The DC Public Library (DCPL) board rejected that design in January in favour of a more modest scheme. The project has now been significantly scaled back with a one-storey trapezoidal rooftop addition, ahead of submission to the various local organisations that have to approve the plans.
The rooftop structure has rounded edges – a deliberate contrast to the existing rectilinear building – and is topped by a green roof, partially covering a landscaped outdoor terrace.
The city library was Ludwig Mies van der Rohe's last building and was completed three years after his death in 1972. The revamp is expected to cost $150 million (£97.7 million).
The design will be shown to the US Commission on Fine Arts on 16 July and the Washington DC Historic Preservation Review Board on 23 July.
"In terms of the historic elements of the building, I'm hoping [this design is] pretty close to final, but that really does depend on the feedback that we get from the regulatory agencies," DCPL executive director Richard Reyes-Gavilan told Architect magazine.
The Mecanoo and Martinez + Johnson team won a competition for the project last year. The brief was to explore two possible options for the building – either retaining it as a stand-alone structure or extending it upwards and turning it into a mixed-use complex.
The DCPL board opted to go forward with a stand-alone scheme, including a rooftop addition. This third option has since been developed by the Mecanoo-led team, keeping many of the bones of the original building intact while inserting new elements, including a ground-floor hall with 200 seats for lectures and the performing arts.

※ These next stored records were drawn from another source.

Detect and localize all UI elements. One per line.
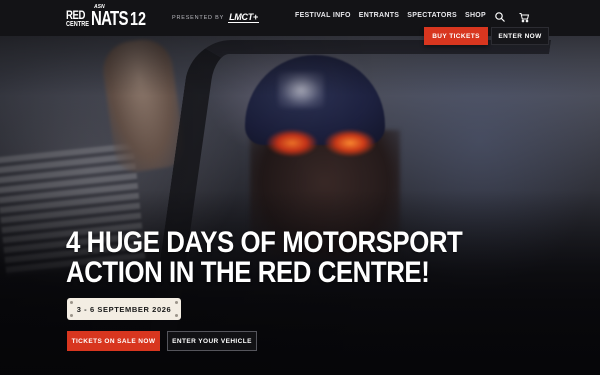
presented-by-label: PRESENTED BY (172, 15, 225, 21)
buy-tickets-button[interactable]: BUY TICKETS (424, 27, 488, 45)
badge-rivet (70, 301, 73, 304)
logo-centre: CENTRE (66, 20, 90, 28)
main-nav: FESTIVAL INFO ENTRANTS SPECTATORS SHOP (295, 12, 486, 19)
hero-headline: 4 HUGE DAYS OF MOTORSPORT ACTION IN THE … (66, 226, 463, 289)
nav-festival-info[interactable]: FESTIVAL INFO (295, 12, 351, 19)
presented-by: PRESENTED BY LMCT+ (172, 13, 259, 23)
enter-vehicle-button[interactable]: ENTER YOUR VEHICLE (167, 331, 257, 351)
cart-icon[interactable] (518, 11, 530, 23)
site-logo[interactable]: ASN RED CENTRE NATS 12 (66, 4, 146, 33)
enter-now-button[interactable]: ENTER NOW (491, 27, 549, 45)
headline-line-2: ACTION IN THE RED CENTRE! (66, 256, 430, 289)
tickets-on-sale-button[interactable]: TICKETS ON SALE NOW (67, 331, 160, 351)
badge-rivet (70, 314, 73, 317)
badge-rivet (175, 314, 178, 317)
event-date-badge: 3 - 6 SEPTEMBER 2026 (67, 298, 181, 320)
event-date-text: 3 - 6 SEPTEMBER 2026 (76, 304, 172, 314)
logo-nats: NATS (90, 7, 128, 30)
nav-spectators[interactable]: SPECTATORS (407, 12, 457, 19)
nav-entrants[interactable]: ENTRANTS (359, 12, 400, 19)
search-icon[interactable] (494, 11, 506, 23)
nav-shop[interactable]: SHOP (465, 12, 486, 19)
badge-rivet (175, 301, 178, 304)
sponsor-logo[interactable]: LMCT+ (228, 13, 259, 23)
logo-number: 12 (129, 8, 146, 29)
logo-red: RED (66, 7, 86, 22)
headline-line-1: 4 HUGE DAYS OF MOTORSPORT (66, 226, 463, 259)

A new open curving stairwell along the facade – which will possibly be lined in bright colours – is designed to draw people up through the building to the roof terrace. The plan also adds a new cafe off the theatre, and turns an existing driveway into a ground-floor terrace.
In her original presentation of the project, Mecanoo principal Francine Houben said she hoped to make the building feel more humane and bring a "feminine" touch to the project. Where Mies van der Rohe was "rational," Houbin would take a more "emotional" approach, she said.
"Books don't like light. People like light. Bring the people to the facade," said Houben.
She also said that there should be a variety of spaces with different atmospheres, including solitary spaces for focused study and noisy, social areas for interaction and collaboration.
"We will pay respect to Mies van der Rohe and research what is possible to prepare this building for the library of the future," she added. "But most important is bringing out the values of Martin Luther King. My dream is to make this building to reflect his ideals."
Mecanoo, which has completed bold structures in Europe that include the Birmingham Library in the UK and the new train station and municipal offices in Delft, has recently found success in the US with a more low-key approach.
The firm recently completed the Bruce C Bolling Municipal Building in Boston, which incorporated a historic masonry building into an extension with a distinctive patterned brick skin.